Fluorescence microscopy was combined with computational analysis methods to advance our understanding of the dynamics of cellular substructures in live cells based on analysis of imaging data. For example, Kaunas and Deguchi review the role of myosin II in the sensing of forces by stress fibers in cells under cyclic stretch. A mathematical model was proposed to provide mechanistic insights on the role of myosin II in transmitting external strain into intracellular stress fiber tension thus demonstrating that computational methods must be tightly integrated with image analysis to uncover mechanosensing phenomena. Demchouk et al. developed a method for tracking the tips of microtubules (MTs) obtained by digital fluorescence imaging microscopy. This method can estimate the filament tip structures with high precision, typically at nanometer levels. The results revealed that the tips of MTs within live cells are not all blunt, but highly variable. Looking at actin, Huang et al. designed a quantitative image analysis strategy to measure the spatiotemporal distribution of actin edge ruffling. This strategy has led to the successful detection of a rapid and nondirectional increase in edge ruffling of ECs upon serum stimulation. Such studies should enable future work on the underlying mechanisms and dynamics of cell polarization in response to internal and external mechanical cues.

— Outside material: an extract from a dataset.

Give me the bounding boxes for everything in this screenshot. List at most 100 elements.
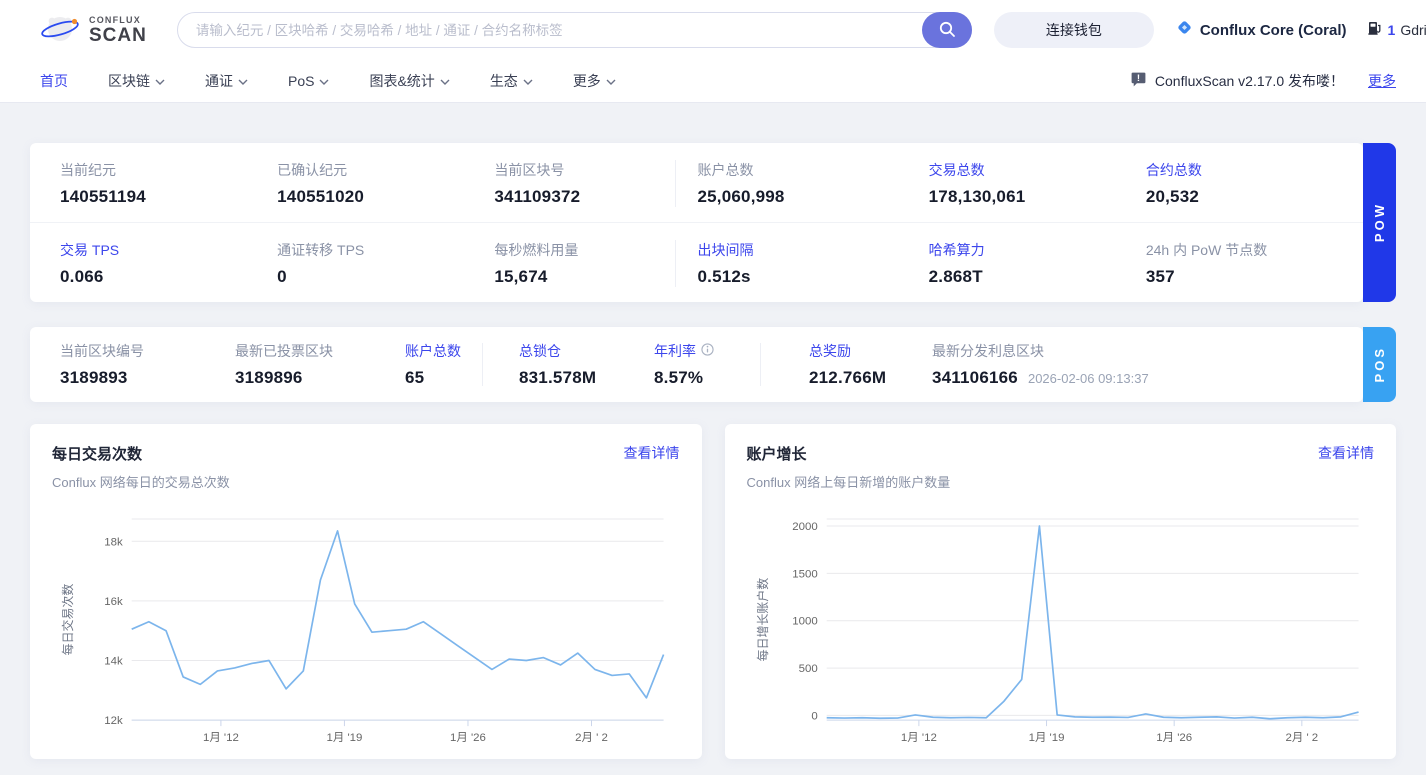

Fluorescence microscopy also aided in the elucidation of a mechanics-based mechanism that may underlie endothelial cell dysfunction related to diabetes, a major and growing public health concern. In that study, Solomon et al. revealed that the glycation of collagen can impair EC alignment in response to mechanical stretch. In fact, glycated collagen caused a reduced focal adhesion kinase phosphorylation and localization at focal adhesion sites. EC permeability was also altered by glycated collagen when compared to native collagen. Therefore, it is possible that risk factors for diabetes can couple with mechanobiological mechanisms to result in pathophysiological indications in patients. Imaging technology can also elucidate cellular and molecular behaviors in vivo. With advanced multi-photon microscopy, Liang et al. visualized cell populations in human skin, and studied the biomechanical properties of the stratum corneum and epidermis based on quasi-static mechanical deformation. A 2-D elastic registration algorithm was used to analyze the images before and after deformation to determine displacements in different skin layers. This group showed that a significant difference in elastic properties between the stratum corneum and the rest of the epidermis can be detected using this approach.

In conclusion, we have assembled an array of research studies and reviews focusing on the integration of molecular imaging and mechanotransduction, spanning from single-molecule imaging to tissue levels. These presentations should not only introduce readers to cutting-edge technologies involving molecular imaging but also advance insight into and systematic understanding of mechanotransduction. Equally important, we point out that preparation of this special issue coincided with the first Biomedical Engineering Society (BMES) sub-discipline meeting which was held jointly with the Society for the Physical Regulation of Biology and Medicine (SPRBM) in January of 2011 in Miami Beach, Florida. This meeting was held to chart a strategy for assessing how molecular mechanobiology can address major current health challenges. As outlined in the accompanying white paper and meeting minutes, this strategy includes the integration of mechanobiology principles into K-16 biology education, increasing the recognition by the National Institutes of Health on the promise of integrating biology and mechanics, and the promotion of increased interaction between engineers, physical scientists, life scientists, and clinicians. Such interaction should help the healthcare community to better understand the causes of modern disease, develop new strategies for their detection, and devise new technologies for their intervention and cure.